The problem is that if I can do the work of a junior associate on my very own, almost immediately, those roles disappear. We face a world where the essential work we used to rely on young people to do is now at stake.

If the era of on-the-job training involves an end, where will students and universities be left?

The burden of the first three years of “learning to be a professional” should be transferred to universities. I look at the traditional American model of general education requirements and think, “Why do we do this?” We did it in highschool. Universities ought to be places where AI is used to really create things and apply knowledge in the real world.

If you are a computer science major today, you must graduate looking and performing like a third- or fourth-year engineer. The bar has been raised for everyone. Although schools prefer it Vanderbilt AND Arizona State University rely on an “AI-first” curriculum, many elite institutions remain silent as they fight to work out methods to adapt.

Khosla is known for her contradiction. How does this translate into the growth stage in such a competitive market?

I’ve actually evolved and I’m a stage agnostic. While people keep putting me in the “growth” bucket, I’m doing a lot more seed and Series A. In this era, a company’s metrics today are no guarantee of where it can be in two years because the rate of change is so high.

I modified my philosophy: it was 80% metrics and 20% founders. Now 90% of them are founders. The only constant is how unique the founding team is and how quickly they will adapt. If code is written 10 times faster, a company could face 50 years of change in one decade. We have to support individuals who can cope with this stress.

You predicted “mass slaughter” for some software corporations. Who will survive the transition to a world based on artificial intelligence?

We are moving from trading on revenue multiples to trading on free money flow and PE multiples. It’s a painful change. The market now must imagine that the company is born on artificial intelligence – that its revenues are moving towards models based on inference and usage, not only old seat licenses.

I expect a carnage for lightweight, horizontal applications and mid-market corporations unable to draw AI talent. I have a lot of respect for founders like those from Intercom Or Air table who “burn the boats” to reinvent their entire business. It’s extremely difficult, but in this market you either reinvent something or get replaced by someone who builds natively from day one.

Given your experience in fintech infrastructure, where do you see the next “unconventional” opportunity in financial services that almost all growth investors are currently overlooking?

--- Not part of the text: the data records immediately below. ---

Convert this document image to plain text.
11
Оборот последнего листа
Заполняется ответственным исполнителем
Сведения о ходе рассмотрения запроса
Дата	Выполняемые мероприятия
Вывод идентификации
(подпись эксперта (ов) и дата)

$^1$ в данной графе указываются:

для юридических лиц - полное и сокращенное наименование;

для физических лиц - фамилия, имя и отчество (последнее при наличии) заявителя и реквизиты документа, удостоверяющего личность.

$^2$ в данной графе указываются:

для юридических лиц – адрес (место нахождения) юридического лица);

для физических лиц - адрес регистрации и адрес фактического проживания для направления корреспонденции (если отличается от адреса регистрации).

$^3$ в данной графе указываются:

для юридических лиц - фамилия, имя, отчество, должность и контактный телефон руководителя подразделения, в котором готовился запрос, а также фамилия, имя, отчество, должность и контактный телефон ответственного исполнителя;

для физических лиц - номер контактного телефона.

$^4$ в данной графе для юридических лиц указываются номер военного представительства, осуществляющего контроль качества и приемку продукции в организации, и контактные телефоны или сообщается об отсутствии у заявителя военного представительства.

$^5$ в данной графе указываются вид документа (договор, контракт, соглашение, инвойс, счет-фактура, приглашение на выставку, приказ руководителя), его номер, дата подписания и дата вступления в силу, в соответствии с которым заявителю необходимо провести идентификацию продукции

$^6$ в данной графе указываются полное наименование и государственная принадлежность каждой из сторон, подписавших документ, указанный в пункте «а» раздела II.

There is now some degree of consensus, but I still think it’s quite unconventional that registration systems might be torn up, whether in financial services or other categories.

For example, we recently invested in Double entrywho seeks to interchange NetSuite and the core accounting system, which is the last record system I believed could be at risk. We see that with AI, startups can build migration paths that did not exist before, in addition to the depth and breadth of existing platforms, in a fraction of the time.

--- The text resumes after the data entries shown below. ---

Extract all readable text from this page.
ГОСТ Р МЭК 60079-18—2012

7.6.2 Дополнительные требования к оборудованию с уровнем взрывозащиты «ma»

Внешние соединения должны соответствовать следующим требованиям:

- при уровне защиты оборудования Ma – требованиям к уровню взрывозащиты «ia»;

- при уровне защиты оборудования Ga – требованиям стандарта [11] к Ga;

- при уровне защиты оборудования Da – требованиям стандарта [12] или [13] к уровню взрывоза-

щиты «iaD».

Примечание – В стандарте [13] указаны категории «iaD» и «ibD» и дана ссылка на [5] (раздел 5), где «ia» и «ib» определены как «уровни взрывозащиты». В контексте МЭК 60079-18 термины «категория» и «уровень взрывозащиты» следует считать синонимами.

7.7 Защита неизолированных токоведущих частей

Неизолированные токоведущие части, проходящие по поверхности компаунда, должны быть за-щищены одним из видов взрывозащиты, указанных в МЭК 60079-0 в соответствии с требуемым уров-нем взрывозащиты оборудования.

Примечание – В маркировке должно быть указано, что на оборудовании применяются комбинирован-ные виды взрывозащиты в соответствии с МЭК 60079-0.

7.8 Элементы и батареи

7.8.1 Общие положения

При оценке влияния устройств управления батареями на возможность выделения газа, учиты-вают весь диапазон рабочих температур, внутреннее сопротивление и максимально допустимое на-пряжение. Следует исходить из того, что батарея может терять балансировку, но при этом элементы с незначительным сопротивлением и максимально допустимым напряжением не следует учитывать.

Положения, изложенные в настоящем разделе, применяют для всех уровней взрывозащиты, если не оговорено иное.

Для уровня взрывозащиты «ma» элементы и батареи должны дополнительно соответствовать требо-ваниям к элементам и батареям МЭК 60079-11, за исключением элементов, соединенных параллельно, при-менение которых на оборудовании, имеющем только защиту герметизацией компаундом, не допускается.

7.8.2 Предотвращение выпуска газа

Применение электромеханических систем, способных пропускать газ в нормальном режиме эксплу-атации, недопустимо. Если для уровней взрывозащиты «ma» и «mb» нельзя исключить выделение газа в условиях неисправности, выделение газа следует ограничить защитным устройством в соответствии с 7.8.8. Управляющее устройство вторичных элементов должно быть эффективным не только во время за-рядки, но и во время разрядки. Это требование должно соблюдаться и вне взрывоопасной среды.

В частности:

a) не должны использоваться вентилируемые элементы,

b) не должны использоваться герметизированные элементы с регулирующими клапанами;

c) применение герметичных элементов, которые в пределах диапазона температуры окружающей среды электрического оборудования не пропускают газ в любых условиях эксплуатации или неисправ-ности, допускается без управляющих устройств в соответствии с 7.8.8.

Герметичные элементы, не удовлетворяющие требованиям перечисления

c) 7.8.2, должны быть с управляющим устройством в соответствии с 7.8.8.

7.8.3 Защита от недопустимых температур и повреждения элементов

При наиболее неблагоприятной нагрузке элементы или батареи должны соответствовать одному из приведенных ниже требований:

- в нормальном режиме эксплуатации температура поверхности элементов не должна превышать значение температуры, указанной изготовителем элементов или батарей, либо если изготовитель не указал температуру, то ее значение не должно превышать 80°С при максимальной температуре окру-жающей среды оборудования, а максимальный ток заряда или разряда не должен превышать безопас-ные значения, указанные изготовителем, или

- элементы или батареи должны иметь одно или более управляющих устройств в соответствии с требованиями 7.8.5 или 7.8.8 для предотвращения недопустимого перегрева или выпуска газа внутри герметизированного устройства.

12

Vinod Khosla he often talks about “challenging the conventional wisdom” of the founders. Can you share an example of a time when you needed to steer a growth-stage founder away from a “safe” path toward a much broader, albeit riskier, vision?

Generally speaking, a founder will often consider a very dangerous but potentially game-changing product addition or acquisition. While I see part of our job as investors and board members as helping them discover and manage potential risks, the most significant thing we are able to do is give them the courage to take risks that may impact the company and the category they are in.

You have noticed that talent density is the most significant variable for success. In a market where artificial intelligence is automating routine work, how have the criteria for what defines an “elite” executive have modified?

Perhaps paradoxically, one of the principal differences in the criteria is whether that executive himself has an “IC” (individual contributor) and can do most of the work required out of the gate with his own two hands and AI.